Postprandial C ‐peptide to glucose ratio as a predictor of β‐cell function and its usefulness for staged management of type 2 diabetes

Aims/Introduction Type 2 diabetes is characterized by progressive deterioration of β‐cell function. Recently, it was suggested that the C ‐peptide‐to‐glucose ratio after oral glucose ingestion is a better predictor of β‐cell mass than that during fasting. We investigated whether postprandial C ‐peptide‐to‐glucose ratio ( PCGR ) reflects β‐cell function, and its clinical application for management of type 2 diabetes. Materials and Methods We carried out a two‐step retrospective study of 919 K orean participants with type 2 diabetes. In the first step, we evaluated the correlation of PCGR level with various markers for β‐cell function in newly diagnosed and drug‐naïve patients after a mixed meal test.
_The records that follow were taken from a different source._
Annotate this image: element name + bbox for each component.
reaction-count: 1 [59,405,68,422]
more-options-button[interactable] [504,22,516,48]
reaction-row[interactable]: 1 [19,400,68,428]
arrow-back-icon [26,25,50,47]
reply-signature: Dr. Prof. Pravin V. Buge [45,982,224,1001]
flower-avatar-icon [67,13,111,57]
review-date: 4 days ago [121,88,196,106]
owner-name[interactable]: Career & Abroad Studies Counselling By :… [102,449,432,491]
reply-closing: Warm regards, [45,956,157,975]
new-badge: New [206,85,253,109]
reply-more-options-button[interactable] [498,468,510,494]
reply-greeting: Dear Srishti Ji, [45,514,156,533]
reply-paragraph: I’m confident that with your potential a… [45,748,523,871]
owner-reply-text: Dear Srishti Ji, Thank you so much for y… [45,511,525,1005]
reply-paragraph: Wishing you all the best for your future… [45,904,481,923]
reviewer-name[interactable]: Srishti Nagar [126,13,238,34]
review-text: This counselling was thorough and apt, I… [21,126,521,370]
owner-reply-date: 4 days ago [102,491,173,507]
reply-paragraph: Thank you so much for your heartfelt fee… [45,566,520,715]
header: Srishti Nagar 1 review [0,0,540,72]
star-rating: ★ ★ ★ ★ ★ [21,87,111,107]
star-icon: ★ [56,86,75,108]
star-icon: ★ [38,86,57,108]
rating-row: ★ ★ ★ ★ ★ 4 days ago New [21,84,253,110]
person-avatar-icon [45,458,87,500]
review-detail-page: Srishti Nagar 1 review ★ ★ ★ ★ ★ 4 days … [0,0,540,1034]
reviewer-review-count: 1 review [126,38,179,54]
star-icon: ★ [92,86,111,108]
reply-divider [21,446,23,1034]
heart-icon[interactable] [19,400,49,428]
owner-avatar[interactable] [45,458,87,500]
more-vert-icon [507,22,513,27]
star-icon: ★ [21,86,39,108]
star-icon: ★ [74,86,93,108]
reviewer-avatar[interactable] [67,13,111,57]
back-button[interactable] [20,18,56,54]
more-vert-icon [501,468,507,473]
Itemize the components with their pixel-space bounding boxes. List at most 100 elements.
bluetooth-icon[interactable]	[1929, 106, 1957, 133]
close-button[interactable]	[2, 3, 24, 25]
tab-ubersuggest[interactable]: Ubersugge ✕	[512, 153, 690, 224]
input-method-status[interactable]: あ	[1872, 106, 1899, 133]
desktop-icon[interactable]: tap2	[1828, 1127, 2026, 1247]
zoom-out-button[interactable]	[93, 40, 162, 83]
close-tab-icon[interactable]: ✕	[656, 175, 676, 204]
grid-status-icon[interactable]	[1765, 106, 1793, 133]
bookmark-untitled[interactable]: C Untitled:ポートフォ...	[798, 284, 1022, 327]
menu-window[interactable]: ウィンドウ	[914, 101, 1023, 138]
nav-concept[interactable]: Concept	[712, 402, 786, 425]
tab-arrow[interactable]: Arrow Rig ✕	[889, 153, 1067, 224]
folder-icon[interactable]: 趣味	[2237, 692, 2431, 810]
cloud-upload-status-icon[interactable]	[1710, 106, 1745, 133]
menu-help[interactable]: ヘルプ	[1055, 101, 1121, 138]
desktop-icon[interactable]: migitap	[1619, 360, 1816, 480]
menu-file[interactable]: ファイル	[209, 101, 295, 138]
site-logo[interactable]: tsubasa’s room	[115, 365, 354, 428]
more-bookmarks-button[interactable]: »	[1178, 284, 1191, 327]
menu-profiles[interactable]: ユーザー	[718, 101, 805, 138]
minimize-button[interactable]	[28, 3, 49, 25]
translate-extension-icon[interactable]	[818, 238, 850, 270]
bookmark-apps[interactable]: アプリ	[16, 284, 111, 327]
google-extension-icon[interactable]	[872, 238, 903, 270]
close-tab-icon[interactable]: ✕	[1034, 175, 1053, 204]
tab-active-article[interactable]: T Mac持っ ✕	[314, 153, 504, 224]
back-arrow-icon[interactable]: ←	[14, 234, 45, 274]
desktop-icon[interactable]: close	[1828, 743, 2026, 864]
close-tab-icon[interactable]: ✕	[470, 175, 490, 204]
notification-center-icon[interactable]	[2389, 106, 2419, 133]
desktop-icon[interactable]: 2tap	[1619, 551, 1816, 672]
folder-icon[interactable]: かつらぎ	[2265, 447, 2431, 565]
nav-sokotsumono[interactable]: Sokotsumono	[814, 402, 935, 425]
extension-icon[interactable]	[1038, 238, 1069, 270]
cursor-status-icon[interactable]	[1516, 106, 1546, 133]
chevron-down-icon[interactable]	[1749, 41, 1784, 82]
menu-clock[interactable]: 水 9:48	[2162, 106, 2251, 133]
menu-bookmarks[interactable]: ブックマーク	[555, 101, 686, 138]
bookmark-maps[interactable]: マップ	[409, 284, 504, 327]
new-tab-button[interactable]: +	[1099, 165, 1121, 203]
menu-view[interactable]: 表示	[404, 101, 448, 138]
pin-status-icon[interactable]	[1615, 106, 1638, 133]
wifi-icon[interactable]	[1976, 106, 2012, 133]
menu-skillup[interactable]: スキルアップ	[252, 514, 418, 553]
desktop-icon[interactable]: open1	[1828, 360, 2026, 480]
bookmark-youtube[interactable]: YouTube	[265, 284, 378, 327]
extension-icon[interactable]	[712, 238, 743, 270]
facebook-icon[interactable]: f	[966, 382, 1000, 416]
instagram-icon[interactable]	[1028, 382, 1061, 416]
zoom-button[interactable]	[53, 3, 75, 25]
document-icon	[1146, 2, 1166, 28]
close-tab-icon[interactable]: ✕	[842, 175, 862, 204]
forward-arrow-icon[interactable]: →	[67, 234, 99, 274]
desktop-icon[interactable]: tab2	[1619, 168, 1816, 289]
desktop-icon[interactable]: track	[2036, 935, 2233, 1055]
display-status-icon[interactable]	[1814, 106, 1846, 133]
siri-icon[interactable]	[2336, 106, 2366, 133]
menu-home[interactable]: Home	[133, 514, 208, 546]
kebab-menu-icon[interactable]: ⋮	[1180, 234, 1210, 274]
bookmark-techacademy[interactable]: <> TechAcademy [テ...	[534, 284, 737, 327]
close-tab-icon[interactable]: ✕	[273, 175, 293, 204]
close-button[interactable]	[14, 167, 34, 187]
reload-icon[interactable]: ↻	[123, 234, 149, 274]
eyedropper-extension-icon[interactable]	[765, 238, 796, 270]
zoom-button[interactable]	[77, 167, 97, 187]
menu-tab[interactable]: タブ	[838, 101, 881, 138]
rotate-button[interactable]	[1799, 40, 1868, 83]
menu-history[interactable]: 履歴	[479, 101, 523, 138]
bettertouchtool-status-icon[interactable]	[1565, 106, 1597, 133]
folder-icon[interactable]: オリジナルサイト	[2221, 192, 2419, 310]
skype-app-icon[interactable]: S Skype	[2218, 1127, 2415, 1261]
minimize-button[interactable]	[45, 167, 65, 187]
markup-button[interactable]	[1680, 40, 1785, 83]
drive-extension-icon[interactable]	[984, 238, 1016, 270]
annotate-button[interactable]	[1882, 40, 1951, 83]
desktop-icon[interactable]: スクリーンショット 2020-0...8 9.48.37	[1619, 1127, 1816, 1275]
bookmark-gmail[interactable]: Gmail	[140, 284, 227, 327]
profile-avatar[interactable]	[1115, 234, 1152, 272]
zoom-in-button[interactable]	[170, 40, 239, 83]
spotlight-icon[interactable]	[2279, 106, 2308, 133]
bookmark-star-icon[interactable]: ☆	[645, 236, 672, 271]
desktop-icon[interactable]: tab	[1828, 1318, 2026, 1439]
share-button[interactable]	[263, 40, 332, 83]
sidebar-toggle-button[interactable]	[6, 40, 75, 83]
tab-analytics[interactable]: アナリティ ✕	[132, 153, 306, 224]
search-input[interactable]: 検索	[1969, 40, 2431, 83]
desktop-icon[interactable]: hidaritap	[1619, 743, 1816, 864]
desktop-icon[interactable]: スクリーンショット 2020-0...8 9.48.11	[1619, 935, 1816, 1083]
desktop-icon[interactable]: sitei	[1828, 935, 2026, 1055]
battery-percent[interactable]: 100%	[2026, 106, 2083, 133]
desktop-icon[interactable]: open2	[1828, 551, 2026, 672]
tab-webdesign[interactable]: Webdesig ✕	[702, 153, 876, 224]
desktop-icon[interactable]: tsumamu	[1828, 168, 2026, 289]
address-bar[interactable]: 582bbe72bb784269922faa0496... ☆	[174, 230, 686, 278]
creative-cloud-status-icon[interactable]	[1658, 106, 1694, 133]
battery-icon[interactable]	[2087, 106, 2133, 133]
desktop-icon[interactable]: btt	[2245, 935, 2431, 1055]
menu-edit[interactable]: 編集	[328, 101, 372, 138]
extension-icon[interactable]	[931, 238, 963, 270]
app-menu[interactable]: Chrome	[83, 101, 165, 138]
In the second step, participants with well‐controlled diabetes (glycated hemoglobin <7%) were divided into four groups according to treatment modality (group I: insulin, group II: sulfonylurea and/or dipeptityl peptidase IV inhibitor, group III: metformin and/or thiazolidinedione and group IV: diet and exercise group). Results In the first step, PCGR was significantly correlated with various insulin secretory indices. Furthermore, PCGR showed better correlation with glycemic indices than homeostatic model assessment of β‐cell function ( HOMA ‐β). In the second step, the PCGR value significantly increased according to the following order: group I, II , III , and IV after adjusting for age, sex, body mass index and duration of diabetes. The cut‐off values of PCGR for separating each group were 1.457, 2.870 and 3.790, respectively ( P  < 0.001). Conclusions We suggest that PCGR might be a useful marker for β‐cell function and an ancillary parameter in the choice of antidiabetic medication in type 2 diabetes.